ЛИДИЯ ДМИТРИЕВНА. Здравствуйте, медам! Анна Ивановна, попрошу приседания…
Таперша играет, Лидия Дмитриевна, напевая, проделывает вместе с девочками все упражнения.
Раз, и два, и три, и…
ЖЕНЯ (тихо Марусе). Ну, дальше, дальше! «Тарас заманил Андрия далеко…» Ну?
МАРУСЯ (тихо). Да, и вот, понимаешь, они, только они двое и остались. Андрий испугался ужасно, а Тарас ему говорит с насмешкой так: «Ага! Попался! Не помогли тебе твои ляхи!»
ЖЕНЯ. Ой! Ну, а дальше?
МОПСЯ. Тише, медам. Кто там шепчет? Шапиро, опять вы?

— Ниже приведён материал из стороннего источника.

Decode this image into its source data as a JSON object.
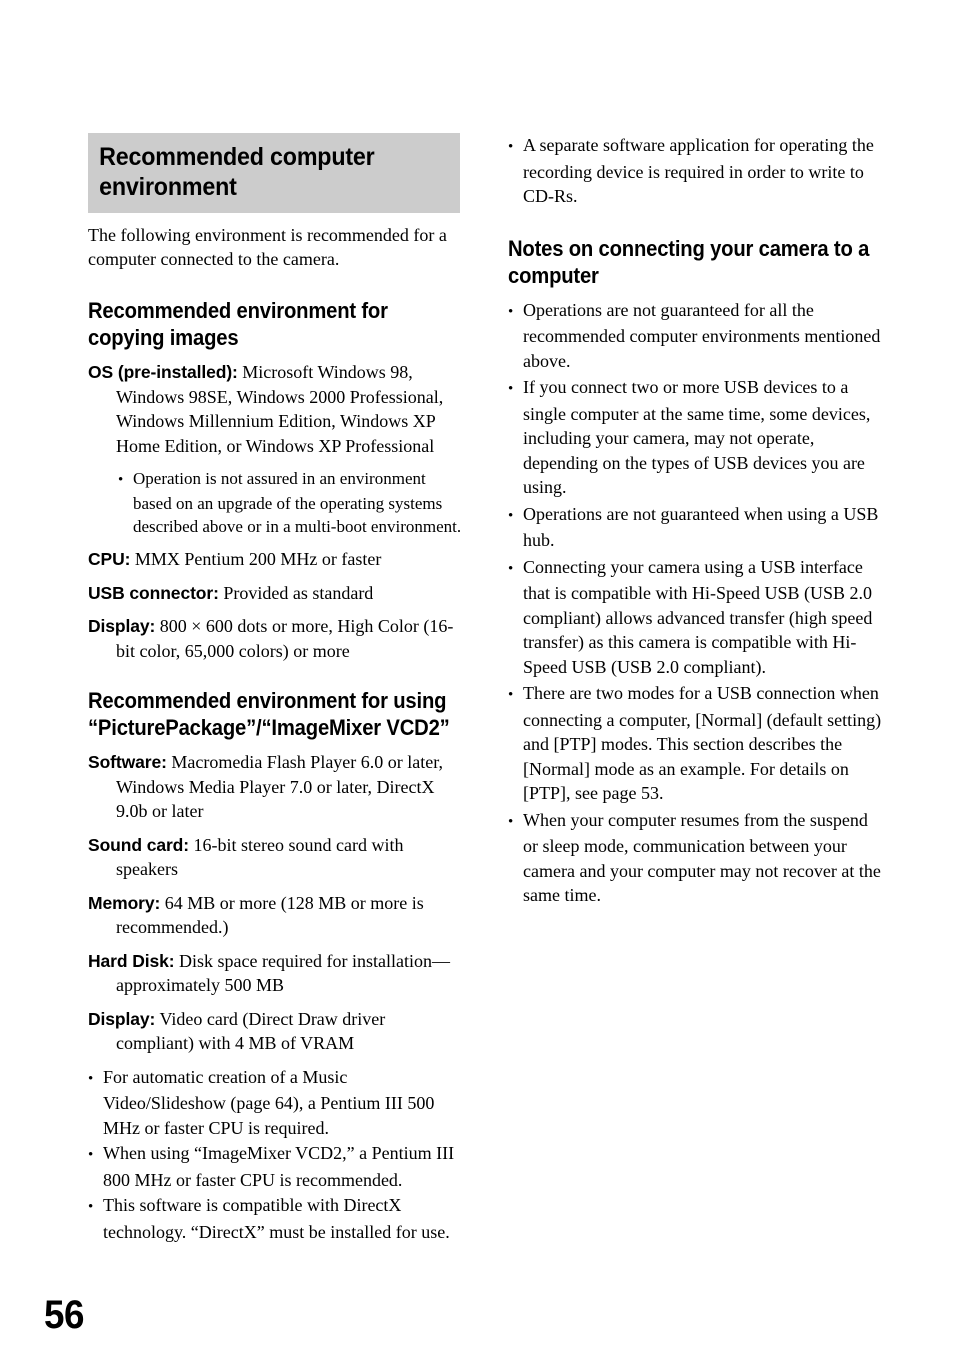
{
  "page": {
    "number": "56"
  },
  "left_column": {
    "main_heading": "Recommended computer environment",
    "intro": "The following environment is recommended for a computer connected to the camera.",
    "section_copying": {
      "heading": "Recommended environment for copying images",
      "entries": [
        {
          "term": "OS (pre-installed):",
          "value": "Microsoft Windows 98, Windows 98SE, Windows 2000 Professional, Windows Millennium Edition, Windows XP Home Edition, or Windows XP Professional"
        },
        {
          "term": "CPU:",
          "value": "MMX Pentium 200 MHz or faster"
        },
        {
          "term": "USB connector:",
          "value": "Provided as standard"
        },
        {
          "term": "Display:",
          "value": "800 × 600 dots or more, High Color (16-bit color, 65,000 colors) or more"
        }
      ],
      "os_notes": [
        "Operation is not assured in an environment based on an upgrade of the operating systems described above or in a multi-boot environment."
      ]
    },
    "section_software": {
      "heading": "Recommended environment for using “PicturePackage”/“ImageMixer VCD2”",
      "entries": [
        {
          "term": "Software:",
          "value": "Macromedia Flash Player 6.0 or later, Windows Media Player 7.0 or later, DirectX 9.0b or later"
        },
        {
          "term": "Sound card:",
          "value": "16-bit stereo sound card with speakers"
        },
        {
          "term": "Memory:",
          "value": "64 MB or more (128 MB or more is recommended.)"
        },
        {
          "term": "Hard Disk:",
          "value": "Disk space required for installation—approximately 500 MB"
        },
        {
          "term": "Display:",
          "value": "Video card (Direct Draw driver compliant) with 4 MB of VRAM"
        }
      ],
      "notes": [
        "For automatic creation of a Music Video/Slideshow (page 64), a Pentium III 500 MHz or faster CPU is required.",
        "When using “ImageMixer VCD2,” a Pentium III 800 MHz or faster CPU is recommended.",
        "This software is compatible with DirectX technology. “DirectX” must be installed for use."
      ]
    }
  },
  "right_column": {
    "top_notes": [
      "A separate software application for operating the recording device is required in order to write to CD-Rs."
    ],
    "section_connecting": {
      "heading": "Notes on connecting your camera to a computer",
      "notes": [
        "Operations are not guaranteed for all the recommended computer environments mentioned above.",
        "If you connect two or more USB devices to a single computer at the same time, some devices, including your camera, may not operate, depending on the types of USB devices you are using.",
        "Operations are not guaranteed when using a USB hub.",
        "Connecting your camera using a USB interface that is compatible with Hi-Speed USB (USB 2.0 compliant) allows advanced transfer (high speed transfer) as this camera is compatible with Hi-Speed USB (USB 2.0 compliant).",
        "There are two modes for a USB connection when connecting a computer, [Normal] (default setting) and [PTP] modes. This section describes the [Normal] mode as an example. For details on [PTP], see page 53.",
        "When your computer resumes from the suspend or sleep mode, communication between your camera and your computer may not recover at the same time."
      ]
    }
  }
}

ЛИДИЯ ДМИТРИЕВНА. Раз, и два, и три, и…
МАРУСЯ. Тут Тарас ему говорит: «Раз ты мой сын — ну, значит, я тебя убью».
В дверях актового зала появляется инспектриса Жозефина Игнатьевна Воронец (Ворона). Вид у нее зловещий. Когда она входит, всегда кажется, что сейчас она прокаркает беду, что несчастье притаилось в складках траурного платья, облекающего ее тощую фигуру, в тальмочке, болтающейся на ее плечах, даже в гладенькой, прилизанной голове, на макушке которой аккуратненький бубличек волос.
ВОРОНА (стоя в дверях, возвещает). Елизавета Александровна!..
В дверях появляется начальница Сивова (Сивка). Тяжелая, грузная старуха, будто без шеи и без ног, она производит такое впечатление, словно у нее голова воткнута прямо в туловище, а туловище поставлено прямо на пол. При этом она сама себя видит, наверное, такою, какой она была лет сорок тому назад: все ее движения, жесты и выражение лица были бы уместны для очень юной, очень хрупкой, очень нежной девушки. Сивка тоже в синем шелковом переливчатом платье. На груди бриллиантовая брошь. Подмышкой беленькая собачка. При входе Сивки все девочки приседают в глубоком реверансе.
СИВКА (недовольно). Как нехорошо! Нестройно как!
ВОРОНА (мрачно каркает). Ужасно! Ужасно!
СИВКА (обращаясь к Вороне). Жозефина Игнатьевна, пожалуйста.
ВОРОНА (девочкам). Стоять, как стояли! Буду измерять! (Ходит по рядам от одной девочки к другой, измеряя складным сантиметром расстояние от юбки до пола.) Звягина — двадцать восемь. Хорошо. Певцова — двадцать восемь. Правильно. Аверкиева… Мусаева… Ярошенко — тридцать два. Елизавета Александровна, у Ярошенко — тридцать два!
СИВКА. Ай-ай-ай! Как неприлично! Ведь правило — двадцать восемь!
ЯРОШЕНКО. Елизавета Александровна, у меня двадцать восемь и было, только, верно, я расту.
СИВКА. Вот и нехорошо… неаккуратно!
ВОРОНА. Безобразие! Срам! Коленки видны! Скажите вашей маме, чтоб к завтрему было прилично. (Продолжает измерять дальше.)
СИВКА. Дети, а какой у вас сейчас урок? Вот (показывает на Женю), вот вы, девочка, скажите.